24 horas de amor

A resenha de hoje é especial pra mim pelo fato de ser a primeira parceria que fechamos no blog. Quando Mateus Santos, o autor, nos procurou para participarmos dessa aventura que é o lançamento de seu primeiro livro, aceitamos de cara e, depois de ler a obra, eu posso dizer: QUE BOM QUE TOPAMOS!

“24 horas de amor” é um livro leve, dinâmico, atual, romântico e extremamente sensível. Li de um dia pro outro e simplesmente não conseguia largar. Lucas e Ana, os protagonistas, são apaixonantes, e sua história de amor me encantou desde o primeiro encontro.

A trama se inicia com Lucas lendo uma história para sua filha, Alice, e, ao ouvir a música Ocean, da banda Native, é transportado para aquele dia 20 de julho de 2019 (15 anos antes), em Campos de Jordão, onde tudo começou.
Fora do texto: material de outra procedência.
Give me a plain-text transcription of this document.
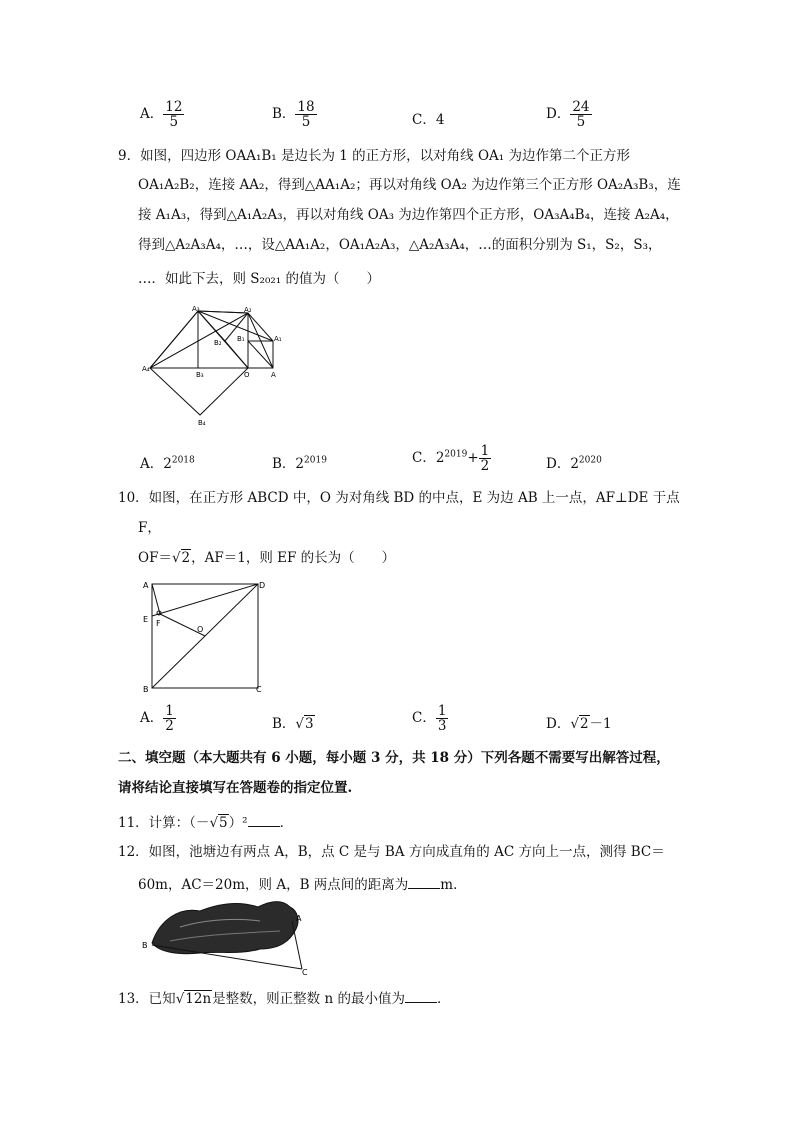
A． $\frac{12}{5}$	B． $\frac{18}{5}$	C．4	D． $\frac{24}{5}$
9．如图，四边形 OAA₁B₁ 是边长为 1 的正方形，以对角线 OA₁ 为边作第二个正方形
OA₁A₂B₂，连接 AA₂，得到△AA₁A₂；再以对角线 OA₂ 为边作第三个正方形 OA₂A₃B₃，连
接 A₁A₃，得到△A₁A₂A₃，再以对角线 OA₃ 为边作第四个正方形，OA₃A₄B₄，连接 A₂A₄，
得到△A₂A₃A₄，…，设△AA₁A₂，OA₁A₂A₃，△A₂A₃A₄，…的面积分别为 S₁，S₂，S₃，
…．如此下去，则 S₂₀₂₁ 的值为（　　）
A₃	A₂
A₁
A₄
B₃
B₂ B₁
O	A
B₄
A．$2^{2018}$	B．$2^{2019}$	C．$2^{2019}+ \frac{1}{2}$	D．$2^{2020}$
10．如图，在正方形 ABCD 中，O 为对角线 BD 的中点，E 为边 AB 上一点，AF⊥DE 于点
F，
OF＝√2，AF＝1，则 EF 的长为（　　）
A	D
E F
O
B	C
A． $\frac{1}{2}$	B．√3	C． $\frac{1}{3}$	D．√2－1
二、填空题（本大题共有 6 小题，每小题 3 分，共 18 分）下列各题不需要写出解答过程，
请将结论直接填写在答题卷的指定位置.
11．计算：（－√5）² ．
12．如图，池塘边有两点 A，B，点 C 是与 BA 方向成直角的 AC 方向上一点，测得 BC＝
60m，AC＝20m，则 A，B 两点间的距离为 m．
B
A
C
13．已知√12n是整数，则正整数 n 的最小值为 ．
Lucas estava na cidade para o casamento do irmão Yan (a futura esposa chama Renata… Não foi uma homenagem, mas fiquei honrada… Obrigada!), e como tem o dia livre até o horário da cerimônia, decide seguir as dicas de um guia, que lhe orienta a pegar o bondinho, e lá conhece Ana.

Assim que coloca seus olhos na garota, algo lhe atrai. Ele tenta ignorar seja lá o que aconteceu e se concentrar em sua leitura, mas logo Ana o interrompe, e diz que ele está lendo seu livro favorito. A partir desse primeiro diálogo, fica claro para ambos que algo além do que possam explicar está acontecendo entre eles. Não é apenas o amor pelos livros que compartilham, mas parece que todos seus pensamentos se completam, e um sabe dizer exatamente o que o outro pensa.

Após o passeio de bondinho, percebem que não querem se separar e fazem um “combinado”. Como os dois têm que ir embora no dia seguinte, vão passar as próximas 24 horas juntos, aproveitando a companhia e desbravando cada canto daquela cidade fria, mas com o poder de aquecer até o mais gelado dos corações.

Ambos são românticos incuráveis, mas parece que, depois de se decepcionarem uma porção de vezes em antigos relacionamentos, não acreditam muito naquela história de “alma gêmea”, então lutam ao máximo contra aquela vozinha que insiste em lhes dizer que o que está acontecendo entre eles é amor. Alerta spoiler: não adianta fugir!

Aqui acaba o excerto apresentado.